Announced its conclusion on Friday
As some universities consider a COVID vaccine mandate for students and/or faculty and staff, the University of North Carolina system rejected the idea.
“The UNC System is not planning on requiring mandatory vaccinations for returning students,” Professor Mimi Chapman, chair of the Chapel Hill campus faculty council, said on April 16, in a virtual meeting with her peers.
Chapman had attended the Faculty Assembly that morning. The Assembly is an “an advisory body on System-wide issues” according to its website.
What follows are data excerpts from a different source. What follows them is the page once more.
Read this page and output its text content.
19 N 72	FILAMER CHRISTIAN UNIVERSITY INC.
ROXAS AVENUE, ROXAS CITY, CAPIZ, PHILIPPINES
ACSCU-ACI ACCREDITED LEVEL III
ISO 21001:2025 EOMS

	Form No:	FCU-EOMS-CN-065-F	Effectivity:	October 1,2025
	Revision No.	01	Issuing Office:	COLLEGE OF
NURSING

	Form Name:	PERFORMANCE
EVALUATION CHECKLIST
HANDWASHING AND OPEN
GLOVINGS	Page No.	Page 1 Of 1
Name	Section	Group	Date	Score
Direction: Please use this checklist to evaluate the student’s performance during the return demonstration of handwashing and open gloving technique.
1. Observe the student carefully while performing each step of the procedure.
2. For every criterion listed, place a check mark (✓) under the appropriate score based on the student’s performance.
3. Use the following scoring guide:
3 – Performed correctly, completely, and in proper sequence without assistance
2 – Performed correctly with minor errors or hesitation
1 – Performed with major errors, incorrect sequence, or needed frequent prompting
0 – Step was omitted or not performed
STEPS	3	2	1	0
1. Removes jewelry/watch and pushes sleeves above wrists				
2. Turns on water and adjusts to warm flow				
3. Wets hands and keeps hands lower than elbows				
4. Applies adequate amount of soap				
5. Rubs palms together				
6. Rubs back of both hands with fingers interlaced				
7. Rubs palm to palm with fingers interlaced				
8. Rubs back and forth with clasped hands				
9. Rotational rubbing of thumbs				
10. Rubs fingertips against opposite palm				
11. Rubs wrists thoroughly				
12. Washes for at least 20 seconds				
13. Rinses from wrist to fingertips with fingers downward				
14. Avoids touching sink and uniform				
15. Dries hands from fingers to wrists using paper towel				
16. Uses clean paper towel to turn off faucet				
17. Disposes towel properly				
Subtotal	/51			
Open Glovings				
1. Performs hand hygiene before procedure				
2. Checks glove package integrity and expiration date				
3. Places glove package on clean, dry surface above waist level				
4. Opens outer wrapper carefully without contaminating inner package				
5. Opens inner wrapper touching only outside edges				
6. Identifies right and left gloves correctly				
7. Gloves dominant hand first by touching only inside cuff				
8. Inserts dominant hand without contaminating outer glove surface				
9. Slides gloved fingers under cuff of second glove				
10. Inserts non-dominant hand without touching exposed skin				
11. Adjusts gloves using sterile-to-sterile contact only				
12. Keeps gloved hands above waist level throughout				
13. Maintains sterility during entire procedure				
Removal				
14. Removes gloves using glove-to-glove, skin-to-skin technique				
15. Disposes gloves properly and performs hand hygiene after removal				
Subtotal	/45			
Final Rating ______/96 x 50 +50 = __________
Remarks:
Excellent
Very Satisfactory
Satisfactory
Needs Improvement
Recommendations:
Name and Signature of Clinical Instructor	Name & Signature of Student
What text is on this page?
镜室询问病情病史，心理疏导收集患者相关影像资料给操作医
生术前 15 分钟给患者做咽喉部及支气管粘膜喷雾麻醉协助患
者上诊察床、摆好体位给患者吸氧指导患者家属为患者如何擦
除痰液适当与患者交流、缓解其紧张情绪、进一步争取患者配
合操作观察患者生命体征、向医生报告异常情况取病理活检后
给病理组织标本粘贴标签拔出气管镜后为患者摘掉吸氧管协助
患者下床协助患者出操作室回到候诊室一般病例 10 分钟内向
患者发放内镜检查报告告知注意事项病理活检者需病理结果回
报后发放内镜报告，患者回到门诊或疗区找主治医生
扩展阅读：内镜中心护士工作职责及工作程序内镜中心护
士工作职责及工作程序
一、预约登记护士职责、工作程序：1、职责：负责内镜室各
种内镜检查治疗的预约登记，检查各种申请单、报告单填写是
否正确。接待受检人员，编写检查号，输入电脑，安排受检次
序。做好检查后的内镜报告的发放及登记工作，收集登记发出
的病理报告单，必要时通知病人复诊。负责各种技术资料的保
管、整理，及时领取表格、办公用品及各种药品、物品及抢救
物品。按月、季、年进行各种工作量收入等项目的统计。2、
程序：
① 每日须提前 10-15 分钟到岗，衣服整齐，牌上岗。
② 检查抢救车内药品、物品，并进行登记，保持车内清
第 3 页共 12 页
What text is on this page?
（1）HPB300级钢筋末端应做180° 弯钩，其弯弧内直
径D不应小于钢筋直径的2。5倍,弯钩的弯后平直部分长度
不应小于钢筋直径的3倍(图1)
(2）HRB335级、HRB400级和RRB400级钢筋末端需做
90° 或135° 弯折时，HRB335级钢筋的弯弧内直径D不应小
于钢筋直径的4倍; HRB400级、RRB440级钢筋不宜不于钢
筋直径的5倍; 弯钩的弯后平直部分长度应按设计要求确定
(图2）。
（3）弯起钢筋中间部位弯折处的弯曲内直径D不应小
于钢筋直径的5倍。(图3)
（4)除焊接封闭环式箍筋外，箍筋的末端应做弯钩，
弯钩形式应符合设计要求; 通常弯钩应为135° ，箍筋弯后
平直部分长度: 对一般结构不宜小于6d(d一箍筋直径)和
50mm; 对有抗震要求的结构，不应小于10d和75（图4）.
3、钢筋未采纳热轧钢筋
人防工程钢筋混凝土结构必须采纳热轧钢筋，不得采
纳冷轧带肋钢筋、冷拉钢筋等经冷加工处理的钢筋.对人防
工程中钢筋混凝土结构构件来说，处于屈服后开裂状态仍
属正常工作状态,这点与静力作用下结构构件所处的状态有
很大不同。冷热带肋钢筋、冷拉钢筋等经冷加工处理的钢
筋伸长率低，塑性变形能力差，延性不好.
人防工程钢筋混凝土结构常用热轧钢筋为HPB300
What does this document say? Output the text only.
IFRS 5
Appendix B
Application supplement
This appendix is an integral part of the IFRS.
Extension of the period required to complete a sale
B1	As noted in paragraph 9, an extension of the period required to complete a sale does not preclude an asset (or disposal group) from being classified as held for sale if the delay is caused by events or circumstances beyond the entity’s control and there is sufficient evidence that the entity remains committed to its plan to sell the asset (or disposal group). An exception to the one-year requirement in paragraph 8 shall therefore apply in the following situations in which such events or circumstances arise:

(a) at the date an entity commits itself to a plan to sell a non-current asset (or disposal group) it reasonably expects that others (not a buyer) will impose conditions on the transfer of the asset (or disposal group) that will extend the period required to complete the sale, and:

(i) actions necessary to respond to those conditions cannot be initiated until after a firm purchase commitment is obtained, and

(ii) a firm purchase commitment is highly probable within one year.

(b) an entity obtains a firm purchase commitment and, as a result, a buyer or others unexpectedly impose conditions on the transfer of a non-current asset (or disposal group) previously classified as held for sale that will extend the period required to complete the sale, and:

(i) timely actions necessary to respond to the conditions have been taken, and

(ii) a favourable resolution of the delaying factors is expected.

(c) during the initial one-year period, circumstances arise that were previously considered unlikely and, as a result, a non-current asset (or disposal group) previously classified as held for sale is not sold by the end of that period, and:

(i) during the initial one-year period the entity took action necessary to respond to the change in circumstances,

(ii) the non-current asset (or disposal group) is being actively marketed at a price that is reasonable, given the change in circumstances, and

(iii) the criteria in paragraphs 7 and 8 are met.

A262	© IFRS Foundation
“The rationale is two-fold: They say there has been no specific public health guidance on requiring vaccines and they do not believe that as a state entity they have the legal authority to require such vaccines,” Chapman said, and it would “take too long” to change the law, Chapman said the system said during the meeting.
The campuses differ and it would be difficult to reach a system-wide consensus, Chapman related from the meeting.
“There is strong encouragement” to have students get vaccinated, but there are currently no plans for a mandate, though the issue remains under discussion.
Chapman appeared to disagree, saying that this is “yet another reason” that each campus needs “autonomy” to make decisions.
The North Carolina statutes on vaccines do not yet include COVID.
Students from kindergarten through college are required to have the vaccine for measles, mumps, rubella, polio, diphtheria, pertussis, and tetanus.